Japan’s nuclear regulator gives nod to dump of toxic water

Tokyo Electric Power Co’s plan to manage radioactive water at its wrecked Fukushima plant may include a controlled discharge into the ocean once its toxicity is brought within legal limits, Japan’s nuclear regulator said.

Nuclear Regulatory Authority Chairman Shunichi Tanaka said today the ocean dump could be necessary as the country’s government prepares to present its plan for handling tainted water at the site that’s increasing by 400 tons a day.

Managing the water used to cool melted fuel at the Fukushima plant’s reactors has become a fundamental challenge for the utility known as Tepco, which has recently struggled to contain a series of leaks that included the loss of about 300 tons of contaminated water that it reported two weeks ago.

“It is important for us to understand the need to make difficult judgments in order to avoid larger problems in the future,” Tanaka said of the possible ocean discharge during a speech to reporters in Tokyo.

Contaminant levels must be brought below accepted limits through filtration or other treatments before the water is dumped, he said.

Japan’s Nuclear Emergency Response Headquarters could present its comprehensive response to the water management crisis as early as tomorrow, Deputy Chief Cabinet Secretary Katsunobu Kato said today, relaying comments made by Chief Cabinet Secretary Yoshihide Suga to lawmakers earlier.

The government wants to present a “complete package” of steps to tackle the problem of contaminated water at the Fukushima plant, Suga said, according to Kato.

Leak management

Tepco’s challenge was further illustrated yesterday when the utility said it had found a new radioactive leak, capping its worst month since the March 2011 earthquake and tsunami caused reactors to meltdown.

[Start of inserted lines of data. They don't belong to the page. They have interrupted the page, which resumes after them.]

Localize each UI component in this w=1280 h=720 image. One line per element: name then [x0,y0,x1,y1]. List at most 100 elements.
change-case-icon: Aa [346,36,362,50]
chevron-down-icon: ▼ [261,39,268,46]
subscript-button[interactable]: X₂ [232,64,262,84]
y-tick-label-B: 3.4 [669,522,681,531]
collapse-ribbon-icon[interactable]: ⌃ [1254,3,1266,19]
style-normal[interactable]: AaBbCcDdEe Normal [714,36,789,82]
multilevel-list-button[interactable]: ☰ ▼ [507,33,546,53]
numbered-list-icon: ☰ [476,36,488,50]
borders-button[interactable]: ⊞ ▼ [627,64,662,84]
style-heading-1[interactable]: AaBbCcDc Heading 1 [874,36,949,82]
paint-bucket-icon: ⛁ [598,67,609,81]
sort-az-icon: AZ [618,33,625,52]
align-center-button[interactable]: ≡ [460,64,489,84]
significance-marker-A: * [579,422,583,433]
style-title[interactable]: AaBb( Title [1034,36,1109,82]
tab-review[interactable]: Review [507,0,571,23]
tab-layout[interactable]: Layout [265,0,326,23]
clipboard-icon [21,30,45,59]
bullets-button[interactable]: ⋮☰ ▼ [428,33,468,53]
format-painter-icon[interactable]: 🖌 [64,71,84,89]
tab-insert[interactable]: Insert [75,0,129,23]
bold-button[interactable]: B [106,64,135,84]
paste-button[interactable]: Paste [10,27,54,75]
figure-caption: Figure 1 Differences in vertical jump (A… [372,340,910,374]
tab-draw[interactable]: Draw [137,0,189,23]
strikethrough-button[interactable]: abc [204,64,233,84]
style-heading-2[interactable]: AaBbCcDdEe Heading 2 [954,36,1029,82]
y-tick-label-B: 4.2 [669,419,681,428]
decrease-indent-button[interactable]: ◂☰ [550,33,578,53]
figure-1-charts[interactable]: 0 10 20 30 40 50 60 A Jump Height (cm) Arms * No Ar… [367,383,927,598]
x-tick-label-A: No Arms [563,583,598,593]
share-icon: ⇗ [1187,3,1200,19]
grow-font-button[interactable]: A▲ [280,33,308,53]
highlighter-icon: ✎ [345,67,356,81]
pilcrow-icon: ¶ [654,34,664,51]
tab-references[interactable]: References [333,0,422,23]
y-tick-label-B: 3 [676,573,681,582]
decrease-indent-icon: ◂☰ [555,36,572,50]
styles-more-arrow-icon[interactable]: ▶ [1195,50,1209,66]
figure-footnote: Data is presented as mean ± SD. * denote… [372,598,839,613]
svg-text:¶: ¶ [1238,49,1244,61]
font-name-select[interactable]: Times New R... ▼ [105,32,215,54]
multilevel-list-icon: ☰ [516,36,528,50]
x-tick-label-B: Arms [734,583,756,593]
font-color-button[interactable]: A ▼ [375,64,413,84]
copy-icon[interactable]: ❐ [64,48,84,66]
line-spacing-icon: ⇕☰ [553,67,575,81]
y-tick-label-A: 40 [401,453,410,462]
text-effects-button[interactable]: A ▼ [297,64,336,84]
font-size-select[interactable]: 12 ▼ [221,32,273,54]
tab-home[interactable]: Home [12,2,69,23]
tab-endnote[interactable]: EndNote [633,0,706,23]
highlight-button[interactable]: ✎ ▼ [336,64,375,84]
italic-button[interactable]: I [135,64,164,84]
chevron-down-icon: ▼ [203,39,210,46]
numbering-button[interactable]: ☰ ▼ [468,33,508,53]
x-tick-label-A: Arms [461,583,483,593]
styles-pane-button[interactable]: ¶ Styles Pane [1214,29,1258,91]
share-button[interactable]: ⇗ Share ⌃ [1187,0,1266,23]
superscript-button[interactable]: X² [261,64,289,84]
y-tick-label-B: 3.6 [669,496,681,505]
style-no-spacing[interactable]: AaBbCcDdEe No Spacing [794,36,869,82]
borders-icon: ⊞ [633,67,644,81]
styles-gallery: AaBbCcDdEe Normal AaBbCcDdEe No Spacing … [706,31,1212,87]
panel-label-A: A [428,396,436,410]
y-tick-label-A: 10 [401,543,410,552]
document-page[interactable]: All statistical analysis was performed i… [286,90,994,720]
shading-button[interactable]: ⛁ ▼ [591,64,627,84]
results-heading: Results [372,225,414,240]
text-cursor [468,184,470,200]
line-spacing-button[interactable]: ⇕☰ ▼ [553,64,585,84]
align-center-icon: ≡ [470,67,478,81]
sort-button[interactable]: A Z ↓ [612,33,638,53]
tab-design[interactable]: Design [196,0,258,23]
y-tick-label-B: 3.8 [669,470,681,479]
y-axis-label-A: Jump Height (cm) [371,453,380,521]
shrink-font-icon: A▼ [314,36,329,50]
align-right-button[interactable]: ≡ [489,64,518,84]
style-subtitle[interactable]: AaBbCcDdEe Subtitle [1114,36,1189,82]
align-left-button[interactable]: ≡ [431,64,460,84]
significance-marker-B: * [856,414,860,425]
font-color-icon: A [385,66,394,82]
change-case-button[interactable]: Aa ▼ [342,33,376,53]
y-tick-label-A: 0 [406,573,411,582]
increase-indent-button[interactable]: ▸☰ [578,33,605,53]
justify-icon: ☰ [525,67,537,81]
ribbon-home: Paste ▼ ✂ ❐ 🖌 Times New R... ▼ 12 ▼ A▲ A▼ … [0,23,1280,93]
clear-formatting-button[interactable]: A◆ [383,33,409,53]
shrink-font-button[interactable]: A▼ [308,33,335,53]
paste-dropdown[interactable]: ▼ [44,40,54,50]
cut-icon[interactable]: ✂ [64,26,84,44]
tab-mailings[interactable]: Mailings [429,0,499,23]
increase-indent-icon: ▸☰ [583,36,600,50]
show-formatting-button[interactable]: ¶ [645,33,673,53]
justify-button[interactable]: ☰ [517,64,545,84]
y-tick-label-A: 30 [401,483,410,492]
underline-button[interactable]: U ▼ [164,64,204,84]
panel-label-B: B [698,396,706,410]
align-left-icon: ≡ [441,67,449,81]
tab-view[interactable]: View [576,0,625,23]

The company said it had halted the contaminated water leak from a pipe near an area of high radiation levels discovered on Aug. 31. Of the hot spots found over the weekend, one recorded radiation of 1,800 millisieverts per hour around the bottom of a bolted-flange tank storing water used to cool melted reactor cores. That’s 18 times the level reported at the same spot on Aug. 22, Tepco said.

With more than 338,000 metric tons of water with varying levels of toxicity stored in pits, basements and hundreds of tanks at the Fukushima plant, Tepco has been overwhelmed in trying to contain leaks.

Prime Minister Shinzo Abe last month said Tepco isn’t able to handle the disaster recovery after the company acknowledged that contaminated groundwater at the plant was seeping into the ocean. Japanese government officials estimated that leak at 300 tons of irradiated water a day.